Feinstein introduced an amendment that defines a “covered journalist” as someone who gathers and reports news for “an entity or service that disseminates news and information.” The definition includes freelancers, part-timers and student journalists, and it permits a judge to go further and extend the protections to any “legitimate news-gathering activities.”
This at least goes farther than the Senate first indicated about classifying journalists, which initially required employment by a media outlet. However, this still leaves the definition of who gets the shield in the hands of the government that wants to get the source information, and that’s not just a risk for bloggers, free-lancers, and part-timers. Feinstein et al left a rather large loophole in that regard:
But the bill also makes it clear that the legal protection is not absolute. Federal officials still may “compel disclosure” from a journalist who has information that could stop or prevent crimes such as murder, kidnapping or child abduction or prevent “acts of terrorism” or significant harm to national security.
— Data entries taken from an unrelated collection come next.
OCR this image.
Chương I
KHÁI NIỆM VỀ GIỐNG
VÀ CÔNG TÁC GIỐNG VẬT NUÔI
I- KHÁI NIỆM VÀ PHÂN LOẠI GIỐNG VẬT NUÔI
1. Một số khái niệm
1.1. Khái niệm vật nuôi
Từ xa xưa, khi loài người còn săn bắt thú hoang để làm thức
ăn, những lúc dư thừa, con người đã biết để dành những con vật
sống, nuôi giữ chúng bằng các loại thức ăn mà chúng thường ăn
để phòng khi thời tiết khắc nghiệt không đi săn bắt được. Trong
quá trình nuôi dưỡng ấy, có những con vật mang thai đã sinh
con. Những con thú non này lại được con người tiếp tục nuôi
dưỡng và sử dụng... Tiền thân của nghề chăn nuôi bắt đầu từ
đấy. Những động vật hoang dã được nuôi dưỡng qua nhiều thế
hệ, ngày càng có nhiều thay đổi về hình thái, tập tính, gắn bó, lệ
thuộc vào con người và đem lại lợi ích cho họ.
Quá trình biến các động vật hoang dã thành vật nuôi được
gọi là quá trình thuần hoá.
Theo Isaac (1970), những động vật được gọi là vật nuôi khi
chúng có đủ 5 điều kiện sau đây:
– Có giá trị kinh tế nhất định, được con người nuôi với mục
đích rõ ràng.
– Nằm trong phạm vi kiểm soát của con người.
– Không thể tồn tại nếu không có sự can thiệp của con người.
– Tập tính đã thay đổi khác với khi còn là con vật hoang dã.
“Harm to national security” is a usefully ambiguous term. For instance, even though this bill is in part prompted by the DoJ’s pursuit of James Rosen — listing him as a co-conspirator to espionage in court documents in order to spy on him — the predicate for that abuse would still stand. If the DoJ made a representation to the court after this shield law passes that is similar to what Holder approved on Rosen, a court would still be able to approve the surveillance so that the DoJ could discover Rosen’s sources. The other hypotheticals in the exception list are all red herrings; the ambiguous national-security exception is what the DoJ and other government agencies really want.
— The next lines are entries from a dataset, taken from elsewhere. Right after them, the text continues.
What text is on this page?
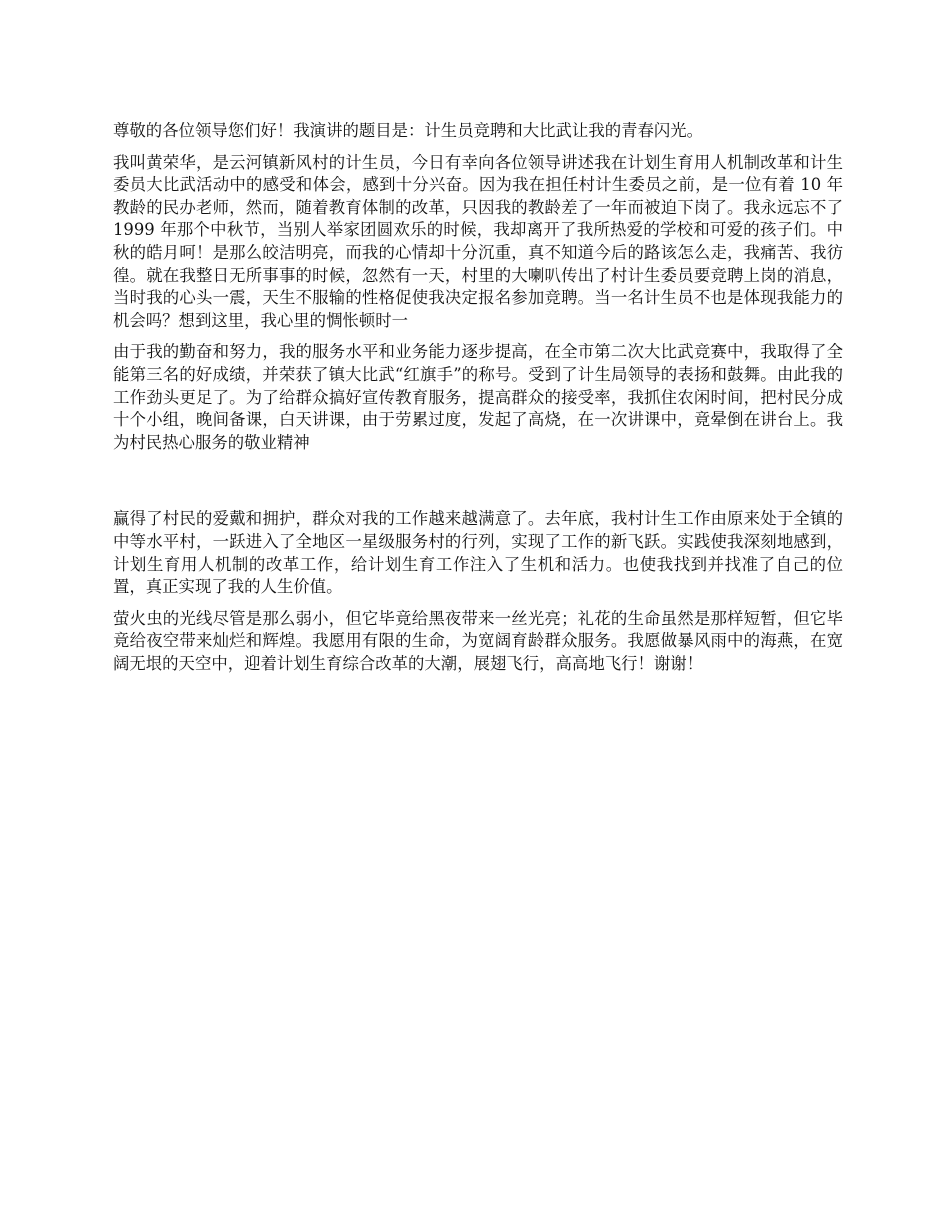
尊敬的各位领导您们好！我演讲的题目是：计生员竞聘和大比武让我的青春闪光。

我叫黄荣华，是云河镇新风村的计生员，今日有幸向各位领导讲述我在计划生育用人机制改革和计生委员大比武活动中的感受和体会，感到十分兴奋。因为我在担任村计生委员之前，是一位有着 10 年教龄的民办老师，然而，随着教育体制的改革，只因我的教龄差了一年而被迫下岗了。我永远忘不了 1999 年那个中秋节，当别人举家团圆欢乐的时候，我却离开了我所热爱的学校和可爱的孩子们。中秋的皓月呵！是那么皎洁明亮，而我的心情却十分沉重，真不知道今后的路该怎么走，我痛苦、我彷徨。就在我整日无所事事的时候，忽然有一天，村里的大喇叭传出了村计生委员要竞聘上岗的消息，当时我的心头一震，天生不服输的性格促使我决定报名参加竞聘。当一名计生员不也是体现我能力的机会吗？想到这里，我心里的惆怅顿时一

由于我的勤奋和努力，我的服务水平和业务能力逐步提高，在全市第二次大比武竞赛中，我取得了全能第三名的好成绩，并荣获了镇大比武“红旗手”的称号。受到了计生局领导的表扬和鼓舞。由此我的工作劲头更足了。为了给群众搞好宣传教育服务，提高群众的接受率，我抓住农闲时间，把村民分成十个小组，晚间备课，白天讲课，由于劳累过度，发起了高烧，在一次讲课中，竟晕倒在讲台上。我为村民热心服务的敬业精神

赢得了村民的爱戴和拥护，群众对我的工作越来越满意了。去年底，我村计生工作由原来处于全镇的中等水平村，一跃进入了全地区一星级服务村的行列，实现了工作的新飞跃。实践使我深刻地感到，计划生育用人机制的改革工作，给计划生育工作注入了生机和活力。也使我找到并找准了自己的位置，真正实现了我的人生价值。

萤火虫的光线尽管是那么弱小，但它毕竟给黑夜带来一丝光亮；礼花的生命虽然是那样短暂，但它毕竟给夜空带来灿烂和辉煌。我愿用有限的生命，为宽阔育龄群众服务。我愿做暴风雨中的海燕，在宽阔无垠的天空中，迎着计划生育综合改革的大潮，展翅飞行，高高地飞行！谢谢！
And, of course, it still means that the government gets to define journalists in as narrow a sense as they like for the purposes of applying this shield. Reporters for newspapers and broadcast outlets would certainly be covered, but that certainty ebbs the farther one goes from that core. What about writers at online sites like Hot Air and Huffington Post? Probably covered. RedState and Firedoglake? Well … are they journalists or activists? If the government gets to define it, then probably the latter — and that’s going to be more true for less-commercial online sites. Will writers at those sites feel more or less free to run real reporting based on inside sources? Better yet, will the inside sources want to talk with writers whose shield is very questionable, or to reporters whose shield will be more substantial?
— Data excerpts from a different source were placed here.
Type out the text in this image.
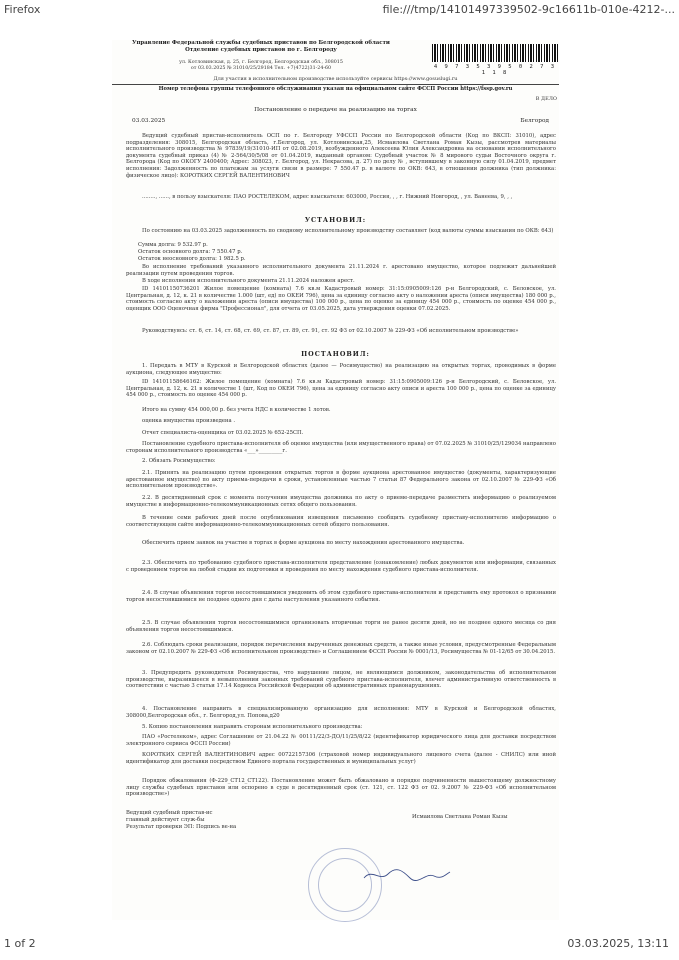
Firefox	file:///tmp/14101497339502-9c16611b-010e-4212-...
Управление Федеральной службы судебных приставов по Белгородской области
Отделение судебных приставов по г. Белгороду
ул. Котловинская, д. 25, г. Белгород, Белгородская обл., 308015
от 03.03.2025 № 31010/25/29184 Тел. +7(4722)31-24-60	4 9 7 3 5 3 9 5 0 2 7 3 1 1 8
Для участия в исполнительном производстве используйте сервисы https://www.gosuslugi.ru
Номер телефона группы телефонного обслуживания указан на официальном сайте ФССП России https://fssp.gov.ru
В ДЕЛО
Постановление о передаче на реализацию на торгах
03.03.2025	Белгород
Ведущий судебный пристав-исполнитель ОСП по г. Белгороду УФССП России по Белгородской области (Код по ВКСП: 31010), адрес подразделения: 308015, Белгородская область, г.Белгород, ул. Котловинская,25, Исмаилова Светлана Роман Кызы, рассмотрев материалы исполнительного производства № 97839/19/31010-ИП от 02.08.2019, возбужденного Алексеева Юлия Александровна на основании исполнительного документа судебный приказ (4) № 2-564/30/5/08 от 01.04.2019, выданный органом: Судебный участок № 8 мирового судьи Восточного округа г. Белгорода (Код по ОКОГУ 2400400; Адрес: 308023, г. Белгород, ул. Некрасова, д. 27) по делу № , вступившему в законную силу 01.04.2019, предмет исполнения: Задолженность по платежам за услуги связи в размере: 7 550.47 р. в валюте по ОКВ: 643, в отношении должника (тип должника: физическое лицо): КОРОТКИХ СЕРГЕЙ ВАЛЕНТИНОВИЧ
........, ......, в пользу взыскателя: ПАО РОСТЕЛЕКОМ, адрес взыскателя: 603000, Россия, , , г. Нижний Новгород, , ул. Ванеева, 9, , ,
УСТАНОВИЛ:
По состоянию на 03.03.2025 задолженность по сводному исполнительному производству составляет (код валюты суммы взыскания по ОКВ: 643)
Сумма долга: 9 532.97 р.
Остаток основного долга: 7 550.47 р.
Остаток неосновного долга: 1 982.5 р.
Во исполнение требований указанного исполнительного документа 21.11.2024 г. арестовано имущество, которое подлежит дальнейшей реализации путем проведения торгов.
В ходе исполнения исполнительного документа 21.11.2024 наложен арест.
ID 14101150736201 Жилое помещение (комната) 7.6 кв.м Кадастровый номер: 31:15:0905009:126 р-н Белгородский, с. Беловское, ул. Центральная, д. 12, к. 21 в количестве 1.000 (шт, ед) по ОКЕИ 796), цена за единицу согласно акту о наложении ареста (описи имущества) 180 000 р., стоимость согласно акту о наложении ареста (описи имущества) 100 000 р., цена по оценке за единицу 454 000 р., стоимость по оценке 454 000 р., оценщик ООО Оценочная фирма "Профессионал", для отчета от 03.05.2025, дата утверждения оценки 07.02.2025.
Руководствуясь: ст. 6, ст. 14, ст. 68, ст. 69, ст. 87, ст. 89, ст. 91, ст. 92 ФЗ от 02.10.2007 № 229-ФЗ «Об исполнительном производстве»
ПОСТАНОВИЛ:
1. Передать в МТУ в Курской и Белгородской областях (далее — Росимущество) на реализацию на открытых торгах, проводимых в форме аукциона, следующее имущество:
ID 14101158646162: Жилое помещение (комната) 7.6 кв.м Кадастровый номер: 31:15:0905009:126 р-н Белгородский, с. Беловское, ул. Центральная, д. 12, к. 21 в количестве 1 (шт, Код по ОКЕИ 796), цена за единицу согласно акту описи и ареста 100 000 р., цена по оценке за единицу 454 000 р., стоимость по оценке 454 000 р.
Итого на сумму 454 000,00 р. без учета НДС в количестве 1 лотов.
оценка имущества произведена .
Отчет специалиста-оценщика от 03.02.2025 № 652-25СП.
Постановление судебного пристава-исполнителя об оценке имущества (или имущественного права) от 07.02.2025 № 31010/25/129034 направлено сторонам исполнительного производства «___»_________г.
2. Обязать Росимущество:
2.1. Принять на реализацию путем проведения открытых торгов в форме аукциона арестованное имущество (документы, характеризующие арестованное имущество) по акту приема-передачи в сроки, установленные частью 7 статьи 87 Федерального закона от 02.10.2007 № 229-ФЗ «Об исполнительном производстве».
2.2. В десятидневный срок с момента получения имущества должника по акту о приеме-передаче разместить информацию о реализуемом имуществе в информационно-телекоммуникационных сетях общего пользования.
В течение семи рабочих дней после опубликования извещения письменно сообщить судебному приставу-исполнителю информацию о соответствующем сайте информационно-телекоммуникационных сетей общего пользования.
Обеспечить прием заявок на участие в торгах в форме аукциона по месту нахождения арестованного имущества.
2.3. Обеспечить по требованию судебного пристава-исполнителя представление (ознакомление) любых документов или информации, связанных с проведением торгов на любой стадии их подготовки и проведения по месту нахождения судебного пристава-исполнителя.
2.4. В случае объявления торгов несостоявшимися уведомить об этом судебного пристава-исполнителя и представить ему протокол о признании торгов несостоявшимися не позднее одного дня с даты наступления указанного события.
2.5. В случае объявления торгов несостоявшимися организовать вторичные торги не ранее десяти дней, но не позднее одного месяца со дня объявления торгов несостоявшимися.
2.6. Соблюдать сроки реализации, порядок перечисления вырученных денежных средств, а также иные условия, предусмотренные Федеральным законом от 02.10.2007 № 229-ФЗ «Об исполнительном производстве» и Соглашением ФССП России № 0001/13, Росимущества № 01-12/65 от 30.04.2015.
3. Предупредить руководителя Росимущества, что нарушение лицом, не являющимся должником, законодательства об исполнительном производстве, выразившееся в невыполнении законных требований судебного пристава-исполнителя, влечет административную ответственность в соответствии с частью 3 статьи 17.14 Кодекса Российской Федерации об административных правонарушениях.
4. Постановление направить в специализированную организацию для исполнения: МТУ в Курской и Белгородской областях, 308000,Белгородская обл., г. Белгород,ул. Попова,д20
5. Копию постановления направить сторонам исполнительного производства:
ПАО «Ростелеком», адрес Соглашение от 21.04.22 № 00111/22/3-ДО/11/25/8/22 (идентификатор юридического лица для доставки посредством электронного сервиса ФССП России)
КОРОТКИХ СЕРГЕЙ ВАЛЕНТИНОВИЧ адрес 00722157306 (страховой номер индивидуального лицевого счета (далее - СНИЛС) или иной идентификатор для доставки посредством Единого портала государственных и муниципальных услуг)
Порядок обжалования (Ф-229_СТ12_СТ122). Постановление может быть обжаловано в порядке подчиненности вышестоящему должностному лицу службы судебных приставов или оспорено в суде в десятидневный срок (ст. 121, ст. 122 ФЗ от 02. 9.2007 № 229-ФЗ «Об исполнительном производстве»)
Ведущий судебный пристав-ис
главный действует служ-бы
Результат проверки ЭП: Подпись ве-на
Исмаилова Светлана Роман Кызы
1 of 2	03.03.2025, 13:11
This is basically rent-seeking by the big players in the media market, a sham by the Senate, and an affront to the First Amendment. Any shield law should concern itself with process and not identification. The founders did not include the First Amendment in order to allow the government to decide who gets its protections. If the shield is an extension of the First Amendment, then it applies to everyone involved in journalistic efforts, or no one at all.